Die «anderen» Journalisten werden zu Sündenböcken gemacht, weil diese nicht zu Ende lesen.
Natürlich können auch die Wissenschaftler schuldig gemacht werden, weil diese Relativierungen
nicht am Anfang, sondern erst am Ende schreiben.
Corana insgesamt ist ein hochkomplexer Sachverhalt. Die Allgemeinsprache, Fähigkeit und Fertigkeit zur Dekonstruktion von komplexen Strukturen ist generell ungenügend.
Vielen Dank für das Klarstellen dieser erneut auf Panik abzielenden News, Frau Frei! Interessant wäre auch zu wissen, ob es Zusammenhänge gibt zwischen «Long Covid» und der Impfung sowie dem Tragen von Masken.

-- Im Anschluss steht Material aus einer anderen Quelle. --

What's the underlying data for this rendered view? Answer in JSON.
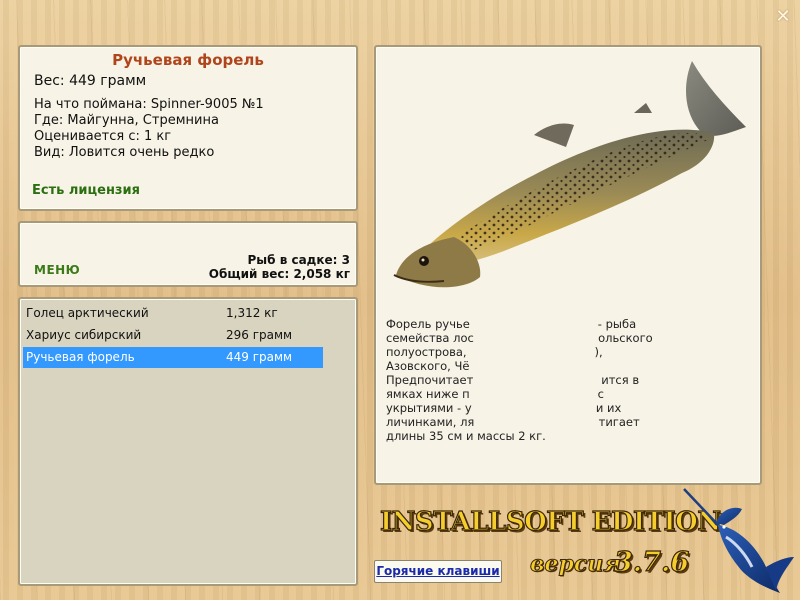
{
  "window": {
    "close_symbol": "✕"
  },
  "catch": {
    "title": "Ручьевая форель",
    "weight_line": "Вес: 449 грамм",
    "details": [
      "На что поймана: Spinner-9005 №1",
      "Где: Майгунна, Стремнина",
      "Оценивается с: 1 кг",
      "Вид: Ловится очень редко"
    ],
    "license": "Есть лицензия"
  },
  "status": {
    "menu_label": "МЕНЮ",
    "fish_count": "Рыб в садке: 3",
    "total_weight": "Общий вес: 2,058 кг"
  },
  "keepnet": {
    "rows": [
      {
        "name": "Голец арктический",
        "weight": "1,312 кг",
        "selected": false
      },
      {
        "name": "Хариус сибирский",
        "weight": "296 грамм",
        "selected": false
      },
      {
        "name": "Ручьевая форель",
        "weight": "449 грамм",
        "selected": true
      }
    ]
  },
  "description": {
    "lines": [
      "Форель ручье                                   - рыба",
      "семейства лос                                  ольского",
      "полуострова,                                   ),",
      "Азовского, Чё",
      "Предпочитает                                   ится в",
      "ямках ниже п                                   с",
      "укрытиями - у                                  и их",
      "личинками, ля                                  тигает",
      "длины 35 см и массы 2 кг."
    ]
  },
  "buttons": {
    "hotkeys": "Горячие клавиши"
  },
  "brand": {
    "title": "INSTALLSOFT EDITION",
    "version_word": "версия",
    "version_number": "3.7.6"
  },
  "icons": {
    "fish_image": "brown-trout-image",
    "logo": "marlin-logo-icon",
    "close": "close-icon"
  },
  "colors": {
    "title": "#b0451c",
    "license": "#2b6f10",
    "menu": "#3b7a18",
    "selection": "#3399ff",
    "link": "#1a2aa8",
    "brand": "#f5ce2e"
  }
}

Professor John P.A. Ioannidis von der Stanford University zeigte sich kürzlich in einem Fernsehinterview (nur in griechischer Sprache) sehr enttäuscht von der Qualität der Forschung zu Long COVID.
Er stellt fest, dass oft die Kontrollgruppe fehlt oder dass diese unagemessen sei. Seiner Meinung nach gibt es nur ganz wenige gesicherte Erkenntnisse zu Long COVID. Und er ist immerhin einer der renommiertesten Epidemiologen.
Richtig der Hinweis auf planloses (nicht selten Interessen geleitetes) Gewurschtel mit Zahlen, Daten, Studien und Statistiken. Nicht nur durch die Medien, sondern oft bereits durch «die Wissenschaft».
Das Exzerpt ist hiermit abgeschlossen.